Large language models (LLMs) are increasingly used to answer high-stakes study-abroad questions about admissions, visas, scholarships, and eligibility. Yet it remains unclear how reliably they advise students, and how often otherwise helpful answers drift into unsupported claims (``hallucinations''). This work provides a clear, domain-grounded overview of how current LLMs behave in this setting. Using realistic questions set drawn from ApplyBoard's advising workflows -- an EdTech platform that supports students from discovery to enrolment -- we evaluate two essentials side by side: accuracy (is the information correct and complete?) and hallucination (does the model add content not supported by the question or domain evidence). These questions are categorized by domain scope which can be a single-domain or multi-domain -- when it must integrate evidence across areas such as admissions, visas, and scholarships. To reflect real advising quality, we grade answers with a simple rubric which is correct, partial, or wrong. The rubric is domain-coverage-aware: an answer can be partial if it addresses only a subset of the required domains, and it can be over-scoped if it introduces extra, unnecessary domains; both patterns are captured in our scoring as under-coverage or reduced relevance/hallucination. We also report measures of faithfulness and answer relevance, alongside an aggregate hallucination score, to capture relevance and usefulness. All models are tested with the same questions for a fair, head-to-head comparison.
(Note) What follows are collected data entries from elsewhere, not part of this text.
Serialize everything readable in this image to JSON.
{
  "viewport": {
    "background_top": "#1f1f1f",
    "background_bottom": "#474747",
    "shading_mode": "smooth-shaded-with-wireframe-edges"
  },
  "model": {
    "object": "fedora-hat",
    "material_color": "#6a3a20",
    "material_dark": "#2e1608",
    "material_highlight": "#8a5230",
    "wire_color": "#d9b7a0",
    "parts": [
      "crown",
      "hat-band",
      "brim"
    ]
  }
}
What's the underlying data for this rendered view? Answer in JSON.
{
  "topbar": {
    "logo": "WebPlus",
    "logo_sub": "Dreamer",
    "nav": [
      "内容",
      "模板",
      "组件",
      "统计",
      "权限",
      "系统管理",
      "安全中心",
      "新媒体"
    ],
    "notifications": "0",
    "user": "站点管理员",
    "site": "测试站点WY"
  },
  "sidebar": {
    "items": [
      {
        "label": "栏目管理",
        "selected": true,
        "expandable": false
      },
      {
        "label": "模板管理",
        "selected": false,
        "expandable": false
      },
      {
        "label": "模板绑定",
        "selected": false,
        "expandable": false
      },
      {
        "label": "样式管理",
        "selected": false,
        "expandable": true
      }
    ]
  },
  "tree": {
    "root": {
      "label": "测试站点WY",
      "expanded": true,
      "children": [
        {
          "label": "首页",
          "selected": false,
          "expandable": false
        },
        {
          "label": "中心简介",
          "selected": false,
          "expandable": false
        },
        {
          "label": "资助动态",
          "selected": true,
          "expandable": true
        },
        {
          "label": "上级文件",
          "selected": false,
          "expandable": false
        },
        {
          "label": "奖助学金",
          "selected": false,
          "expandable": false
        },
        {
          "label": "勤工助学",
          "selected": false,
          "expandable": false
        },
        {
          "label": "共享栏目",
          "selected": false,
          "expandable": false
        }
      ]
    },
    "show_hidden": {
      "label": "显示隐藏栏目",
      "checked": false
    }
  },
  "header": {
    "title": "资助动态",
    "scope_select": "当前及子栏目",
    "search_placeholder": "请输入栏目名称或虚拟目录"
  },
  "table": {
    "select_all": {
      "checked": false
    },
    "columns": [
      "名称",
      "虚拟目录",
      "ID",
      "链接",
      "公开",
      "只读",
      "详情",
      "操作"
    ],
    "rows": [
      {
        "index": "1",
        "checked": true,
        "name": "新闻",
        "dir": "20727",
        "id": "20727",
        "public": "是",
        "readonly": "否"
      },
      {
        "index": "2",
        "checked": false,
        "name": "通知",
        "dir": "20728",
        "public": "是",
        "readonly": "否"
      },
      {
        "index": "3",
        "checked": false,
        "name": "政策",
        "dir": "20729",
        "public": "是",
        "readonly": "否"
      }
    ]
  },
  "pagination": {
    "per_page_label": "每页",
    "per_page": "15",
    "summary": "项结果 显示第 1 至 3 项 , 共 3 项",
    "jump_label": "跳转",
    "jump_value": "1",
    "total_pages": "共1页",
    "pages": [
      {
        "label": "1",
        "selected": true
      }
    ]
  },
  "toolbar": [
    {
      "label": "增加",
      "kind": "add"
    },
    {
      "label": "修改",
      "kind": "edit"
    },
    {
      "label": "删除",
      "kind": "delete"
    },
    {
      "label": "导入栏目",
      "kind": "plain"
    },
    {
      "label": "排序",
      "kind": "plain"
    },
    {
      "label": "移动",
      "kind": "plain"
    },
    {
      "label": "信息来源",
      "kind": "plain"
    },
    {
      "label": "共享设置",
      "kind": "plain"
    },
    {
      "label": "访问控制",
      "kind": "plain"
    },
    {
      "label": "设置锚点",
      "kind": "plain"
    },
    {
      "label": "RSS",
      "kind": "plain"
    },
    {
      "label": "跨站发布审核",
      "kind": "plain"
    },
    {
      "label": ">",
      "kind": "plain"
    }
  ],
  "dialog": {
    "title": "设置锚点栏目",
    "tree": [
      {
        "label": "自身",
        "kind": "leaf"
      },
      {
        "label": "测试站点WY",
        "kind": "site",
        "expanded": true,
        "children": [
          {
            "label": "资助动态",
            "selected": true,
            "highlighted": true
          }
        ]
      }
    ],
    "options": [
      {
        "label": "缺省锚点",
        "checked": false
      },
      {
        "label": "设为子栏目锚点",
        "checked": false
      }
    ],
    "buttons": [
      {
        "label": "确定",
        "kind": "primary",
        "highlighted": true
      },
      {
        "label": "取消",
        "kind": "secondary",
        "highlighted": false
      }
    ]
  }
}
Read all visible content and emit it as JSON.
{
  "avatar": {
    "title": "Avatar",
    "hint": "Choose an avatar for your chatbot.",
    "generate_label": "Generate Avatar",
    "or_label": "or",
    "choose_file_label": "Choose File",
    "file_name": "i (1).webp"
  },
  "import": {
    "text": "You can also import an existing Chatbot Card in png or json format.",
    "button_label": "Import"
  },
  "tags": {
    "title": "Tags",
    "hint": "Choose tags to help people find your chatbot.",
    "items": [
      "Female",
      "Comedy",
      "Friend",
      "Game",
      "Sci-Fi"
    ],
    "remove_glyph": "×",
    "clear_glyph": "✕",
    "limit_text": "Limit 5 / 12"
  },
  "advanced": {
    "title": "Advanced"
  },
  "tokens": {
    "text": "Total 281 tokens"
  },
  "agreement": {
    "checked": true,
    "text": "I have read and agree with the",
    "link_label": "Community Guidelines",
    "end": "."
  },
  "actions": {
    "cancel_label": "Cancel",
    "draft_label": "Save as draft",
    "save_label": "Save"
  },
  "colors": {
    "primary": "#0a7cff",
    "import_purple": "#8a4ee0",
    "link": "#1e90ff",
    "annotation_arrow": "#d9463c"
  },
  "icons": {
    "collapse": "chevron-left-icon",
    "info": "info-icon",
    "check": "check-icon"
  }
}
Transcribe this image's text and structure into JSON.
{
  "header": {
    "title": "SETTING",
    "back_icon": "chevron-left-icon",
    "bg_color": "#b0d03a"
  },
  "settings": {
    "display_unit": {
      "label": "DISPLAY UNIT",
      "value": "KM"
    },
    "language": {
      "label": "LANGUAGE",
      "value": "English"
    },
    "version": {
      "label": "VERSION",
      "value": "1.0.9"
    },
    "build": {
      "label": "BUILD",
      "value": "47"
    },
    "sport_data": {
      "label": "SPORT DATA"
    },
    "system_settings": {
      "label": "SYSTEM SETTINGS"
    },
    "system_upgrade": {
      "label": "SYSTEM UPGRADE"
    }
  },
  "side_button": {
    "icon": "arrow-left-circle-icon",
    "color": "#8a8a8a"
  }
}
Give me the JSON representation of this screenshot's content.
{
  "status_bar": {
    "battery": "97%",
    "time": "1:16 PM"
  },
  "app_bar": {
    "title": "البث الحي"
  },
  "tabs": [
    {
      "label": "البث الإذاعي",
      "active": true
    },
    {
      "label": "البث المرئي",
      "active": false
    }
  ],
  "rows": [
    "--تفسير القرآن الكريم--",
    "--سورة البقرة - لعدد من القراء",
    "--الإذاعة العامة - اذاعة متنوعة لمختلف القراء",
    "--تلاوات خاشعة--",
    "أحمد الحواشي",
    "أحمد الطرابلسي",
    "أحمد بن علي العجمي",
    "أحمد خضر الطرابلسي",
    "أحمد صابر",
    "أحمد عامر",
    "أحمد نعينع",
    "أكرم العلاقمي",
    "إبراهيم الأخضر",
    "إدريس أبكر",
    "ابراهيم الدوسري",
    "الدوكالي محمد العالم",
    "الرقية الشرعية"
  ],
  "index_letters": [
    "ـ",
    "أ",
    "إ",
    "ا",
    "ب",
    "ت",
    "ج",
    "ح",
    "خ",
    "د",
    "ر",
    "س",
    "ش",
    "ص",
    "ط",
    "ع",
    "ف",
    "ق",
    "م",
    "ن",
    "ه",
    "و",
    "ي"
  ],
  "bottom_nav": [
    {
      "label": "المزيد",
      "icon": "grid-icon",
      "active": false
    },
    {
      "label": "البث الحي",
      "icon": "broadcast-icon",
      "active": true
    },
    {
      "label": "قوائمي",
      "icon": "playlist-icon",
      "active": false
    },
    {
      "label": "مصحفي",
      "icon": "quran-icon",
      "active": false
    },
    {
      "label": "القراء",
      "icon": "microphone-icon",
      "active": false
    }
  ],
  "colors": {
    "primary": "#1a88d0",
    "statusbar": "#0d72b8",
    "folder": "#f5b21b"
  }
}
Our goals are to: (1) give a clear picture of which models are most dependable for study-abroad advising, (2) surface common failure modes -- where answers are incomplete, off-topic, or unsupported, and (3) offer a practical, reusable protocol for auditing LLMs before deployment in education and advising contexts.

Paper Structure

This paper contains 13 sections, 5 figures, 1 table.

Figures (5)

  • Figure 1: Accuracy comparison across models. Higher values indicate more correct answers.
  • Figure 2: Faithfulness comparison across models. Higher values indicate greater adherence to references.
  • Figure 3: Answer relevancy comparison across models. Higher values indicate more on-topic responses.
  • Figure 4: ANAH v2 comparison across models. Lower values indicate fewer hallucinated segments.
  • Figure 5: Hallucination comparison across models. Lower values indicate fewer hallucinations.